Populating a new data volume
- Create a Docker volume named "solr-data":
> docker volume create solr-data
- Run a "ubuntu" container and place the data from the backup-solr.tar into the volume:
> docker run --rm -v `pwd`:/backup --mount source=solr-data,destination=/root/solr ubuntu bash -c "cd /root/solr && tar -xvf /backup/backup-solr.tar --strip 1"
- Create a Docker image "searchumd-solr:dev" using the Dockerfile-solr:
> docker build -t searchumd-solr:dev -f Dockerfile-solr .
- Create a Docker bridge network named "dev_network":
> docker network create dev_network
- Run a Docker container with the Solr image, naming it "solr_app", specifying the "dev_network", and making it accessible from http://localhost:8983/:
> docker run --rm -p 8983:8983 --network dev_network --name solr_app --mount source=solr-data,destination=/opt/solr/server/solr/nutch searchumd-solr:dev
The Solr container will now use and persist data in the "solr-data" Docker volume.

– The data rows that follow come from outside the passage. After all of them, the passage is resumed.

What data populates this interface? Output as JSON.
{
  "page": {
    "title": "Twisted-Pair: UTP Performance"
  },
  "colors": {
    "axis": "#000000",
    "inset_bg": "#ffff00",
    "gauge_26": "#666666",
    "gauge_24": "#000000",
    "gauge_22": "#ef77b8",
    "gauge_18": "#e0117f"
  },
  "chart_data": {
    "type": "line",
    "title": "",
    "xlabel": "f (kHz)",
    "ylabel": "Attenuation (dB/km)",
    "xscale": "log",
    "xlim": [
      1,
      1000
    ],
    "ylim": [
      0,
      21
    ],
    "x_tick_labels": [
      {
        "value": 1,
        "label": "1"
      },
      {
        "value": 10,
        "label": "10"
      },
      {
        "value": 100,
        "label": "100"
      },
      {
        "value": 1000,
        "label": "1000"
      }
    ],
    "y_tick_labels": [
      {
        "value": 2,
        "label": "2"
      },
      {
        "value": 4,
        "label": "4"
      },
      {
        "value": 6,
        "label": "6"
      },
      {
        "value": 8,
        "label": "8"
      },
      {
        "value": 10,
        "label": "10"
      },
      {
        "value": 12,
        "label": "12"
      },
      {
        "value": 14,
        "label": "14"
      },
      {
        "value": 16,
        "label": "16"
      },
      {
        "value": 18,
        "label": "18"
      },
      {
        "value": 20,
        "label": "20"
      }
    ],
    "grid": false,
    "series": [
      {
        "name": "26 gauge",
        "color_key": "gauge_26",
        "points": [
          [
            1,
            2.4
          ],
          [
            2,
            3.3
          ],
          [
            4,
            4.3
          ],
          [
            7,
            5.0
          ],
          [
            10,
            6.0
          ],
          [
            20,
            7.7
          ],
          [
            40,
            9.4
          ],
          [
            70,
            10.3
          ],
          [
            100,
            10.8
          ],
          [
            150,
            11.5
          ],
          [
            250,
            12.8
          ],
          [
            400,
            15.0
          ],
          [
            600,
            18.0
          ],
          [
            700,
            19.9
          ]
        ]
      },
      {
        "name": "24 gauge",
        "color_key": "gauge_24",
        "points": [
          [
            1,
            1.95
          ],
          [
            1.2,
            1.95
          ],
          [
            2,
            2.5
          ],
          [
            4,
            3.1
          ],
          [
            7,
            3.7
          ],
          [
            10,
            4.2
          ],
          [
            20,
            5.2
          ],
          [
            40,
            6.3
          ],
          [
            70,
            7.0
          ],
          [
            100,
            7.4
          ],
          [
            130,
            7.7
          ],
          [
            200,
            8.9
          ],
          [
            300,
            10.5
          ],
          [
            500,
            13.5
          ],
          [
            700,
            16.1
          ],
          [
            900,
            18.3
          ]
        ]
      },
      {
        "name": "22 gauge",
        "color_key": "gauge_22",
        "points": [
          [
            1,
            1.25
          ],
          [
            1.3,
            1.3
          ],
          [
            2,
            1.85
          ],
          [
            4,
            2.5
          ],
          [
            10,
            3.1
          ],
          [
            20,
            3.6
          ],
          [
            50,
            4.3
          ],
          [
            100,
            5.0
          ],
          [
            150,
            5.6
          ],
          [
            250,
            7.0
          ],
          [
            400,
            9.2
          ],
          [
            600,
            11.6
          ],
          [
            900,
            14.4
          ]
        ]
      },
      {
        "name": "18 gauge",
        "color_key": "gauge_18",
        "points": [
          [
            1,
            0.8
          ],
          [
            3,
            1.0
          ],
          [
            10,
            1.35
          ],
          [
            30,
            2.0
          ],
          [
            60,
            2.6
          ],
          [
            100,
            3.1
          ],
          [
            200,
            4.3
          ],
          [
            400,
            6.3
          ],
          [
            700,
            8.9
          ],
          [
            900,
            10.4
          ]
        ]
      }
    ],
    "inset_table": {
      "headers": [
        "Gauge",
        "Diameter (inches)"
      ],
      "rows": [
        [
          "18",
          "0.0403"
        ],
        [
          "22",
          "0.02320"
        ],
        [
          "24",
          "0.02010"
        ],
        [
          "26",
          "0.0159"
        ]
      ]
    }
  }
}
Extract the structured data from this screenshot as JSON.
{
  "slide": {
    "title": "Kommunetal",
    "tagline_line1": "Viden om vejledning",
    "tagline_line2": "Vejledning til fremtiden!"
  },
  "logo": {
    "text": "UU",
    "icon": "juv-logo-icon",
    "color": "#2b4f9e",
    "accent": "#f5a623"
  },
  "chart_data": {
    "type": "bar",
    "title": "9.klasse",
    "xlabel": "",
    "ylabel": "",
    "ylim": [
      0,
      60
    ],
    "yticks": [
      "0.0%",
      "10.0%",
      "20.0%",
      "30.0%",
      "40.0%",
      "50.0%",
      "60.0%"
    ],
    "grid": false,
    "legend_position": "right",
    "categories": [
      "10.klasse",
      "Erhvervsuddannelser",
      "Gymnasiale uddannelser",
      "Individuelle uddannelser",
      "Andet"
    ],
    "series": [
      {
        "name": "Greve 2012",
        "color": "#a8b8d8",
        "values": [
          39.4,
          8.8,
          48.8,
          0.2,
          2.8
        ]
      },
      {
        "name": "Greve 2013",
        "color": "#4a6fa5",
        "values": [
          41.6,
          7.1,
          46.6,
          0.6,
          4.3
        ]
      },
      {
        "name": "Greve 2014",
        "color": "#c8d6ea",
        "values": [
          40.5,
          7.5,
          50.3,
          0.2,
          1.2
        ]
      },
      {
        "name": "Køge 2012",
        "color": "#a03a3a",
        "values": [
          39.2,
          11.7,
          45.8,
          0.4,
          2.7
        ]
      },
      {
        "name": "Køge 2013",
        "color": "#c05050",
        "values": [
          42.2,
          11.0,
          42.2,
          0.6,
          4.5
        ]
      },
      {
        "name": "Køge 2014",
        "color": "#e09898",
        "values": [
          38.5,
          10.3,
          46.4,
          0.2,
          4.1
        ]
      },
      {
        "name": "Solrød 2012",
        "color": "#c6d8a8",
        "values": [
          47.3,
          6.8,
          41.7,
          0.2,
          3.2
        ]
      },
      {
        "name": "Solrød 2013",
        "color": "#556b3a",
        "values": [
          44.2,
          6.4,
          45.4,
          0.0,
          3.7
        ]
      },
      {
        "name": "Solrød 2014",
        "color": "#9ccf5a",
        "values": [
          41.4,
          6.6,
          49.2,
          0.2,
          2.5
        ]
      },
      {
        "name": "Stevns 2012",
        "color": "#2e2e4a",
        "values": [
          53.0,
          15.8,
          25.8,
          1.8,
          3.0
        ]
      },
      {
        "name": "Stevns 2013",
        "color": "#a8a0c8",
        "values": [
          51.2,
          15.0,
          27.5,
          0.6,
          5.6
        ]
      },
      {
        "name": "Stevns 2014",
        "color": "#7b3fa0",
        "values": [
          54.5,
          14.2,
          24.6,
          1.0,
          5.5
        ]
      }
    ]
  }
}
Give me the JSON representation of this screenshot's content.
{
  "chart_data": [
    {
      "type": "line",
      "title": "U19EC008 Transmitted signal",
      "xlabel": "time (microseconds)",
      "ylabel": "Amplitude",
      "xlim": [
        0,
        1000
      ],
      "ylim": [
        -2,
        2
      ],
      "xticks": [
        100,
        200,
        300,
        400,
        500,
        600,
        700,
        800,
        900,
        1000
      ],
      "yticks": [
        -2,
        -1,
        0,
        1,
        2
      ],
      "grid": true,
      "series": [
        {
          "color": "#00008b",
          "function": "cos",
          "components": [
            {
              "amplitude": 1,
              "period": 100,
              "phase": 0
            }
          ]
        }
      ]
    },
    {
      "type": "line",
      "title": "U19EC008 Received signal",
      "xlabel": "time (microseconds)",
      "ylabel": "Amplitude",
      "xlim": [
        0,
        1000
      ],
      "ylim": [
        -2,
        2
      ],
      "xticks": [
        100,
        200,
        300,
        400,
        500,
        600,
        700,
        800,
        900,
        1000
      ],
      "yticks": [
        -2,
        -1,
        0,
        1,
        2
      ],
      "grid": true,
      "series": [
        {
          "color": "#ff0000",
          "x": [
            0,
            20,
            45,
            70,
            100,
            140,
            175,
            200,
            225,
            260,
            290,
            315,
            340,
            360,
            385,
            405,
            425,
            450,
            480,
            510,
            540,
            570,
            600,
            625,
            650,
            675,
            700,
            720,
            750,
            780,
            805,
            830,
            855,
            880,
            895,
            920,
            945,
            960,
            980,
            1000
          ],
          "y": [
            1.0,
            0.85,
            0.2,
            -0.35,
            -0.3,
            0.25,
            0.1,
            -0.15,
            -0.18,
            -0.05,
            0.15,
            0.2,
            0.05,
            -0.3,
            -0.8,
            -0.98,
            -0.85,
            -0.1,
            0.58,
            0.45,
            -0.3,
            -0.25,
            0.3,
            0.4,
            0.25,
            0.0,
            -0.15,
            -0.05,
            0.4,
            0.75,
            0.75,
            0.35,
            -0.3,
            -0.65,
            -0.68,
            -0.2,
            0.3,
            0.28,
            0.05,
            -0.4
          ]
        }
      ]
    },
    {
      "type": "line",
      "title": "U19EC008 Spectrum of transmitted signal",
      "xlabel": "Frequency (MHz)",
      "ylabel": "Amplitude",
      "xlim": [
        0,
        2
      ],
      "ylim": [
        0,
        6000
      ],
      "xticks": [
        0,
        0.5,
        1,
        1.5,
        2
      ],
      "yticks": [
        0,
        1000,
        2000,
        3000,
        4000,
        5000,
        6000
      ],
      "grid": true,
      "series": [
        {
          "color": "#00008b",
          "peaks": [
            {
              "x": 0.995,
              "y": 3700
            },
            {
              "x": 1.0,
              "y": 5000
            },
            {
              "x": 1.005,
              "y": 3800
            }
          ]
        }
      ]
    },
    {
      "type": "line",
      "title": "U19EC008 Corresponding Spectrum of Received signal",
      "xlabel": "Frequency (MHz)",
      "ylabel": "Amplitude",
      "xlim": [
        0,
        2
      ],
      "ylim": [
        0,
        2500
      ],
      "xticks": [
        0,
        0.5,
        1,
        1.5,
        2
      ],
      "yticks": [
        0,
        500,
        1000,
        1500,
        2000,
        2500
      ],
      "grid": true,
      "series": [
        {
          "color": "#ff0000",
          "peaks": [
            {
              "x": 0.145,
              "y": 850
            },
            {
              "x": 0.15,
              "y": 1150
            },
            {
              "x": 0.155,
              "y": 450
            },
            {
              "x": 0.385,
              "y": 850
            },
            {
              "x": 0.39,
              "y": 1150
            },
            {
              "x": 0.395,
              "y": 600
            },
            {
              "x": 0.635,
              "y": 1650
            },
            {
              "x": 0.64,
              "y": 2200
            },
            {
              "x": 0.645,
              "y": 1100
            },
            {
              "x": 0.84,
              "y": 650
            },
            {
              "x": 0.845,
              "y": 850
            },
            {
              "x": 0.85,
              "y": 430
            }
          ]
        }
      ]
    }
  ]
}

The Solr instance should now be available via a web browser at:
Docker Images
This application provides the following Dockerfiles for generating Docker images for use in production:
- Dockerfile - Generates image for the searchumd Rails application
- Dockerfile-nginx - Generates image for the Nginx web server providing HTTPS and port redirection.
- Dockerfile-solr - Generates image for the Solr search application
- Dockerfile-nutch - Generates image for Apache Nutch application with UMD custom configuration
The "docker_config" directory contains files used by the Dockerfiles.
In order to generate "clean" Docker images, the Docker images should be built from a fresh clone of the GitHub repository.
Additional Functionality
Website search interface
In addition to the functionality provided by the NSCU QuickSearch Rails engine, this application also provides a search page for the library website on the "website" path (i.e., http://localhost:3000/website.
This functionality uses the quick_search-library_website_searcher to generate the results, and so is also dependent on a running Solr instance.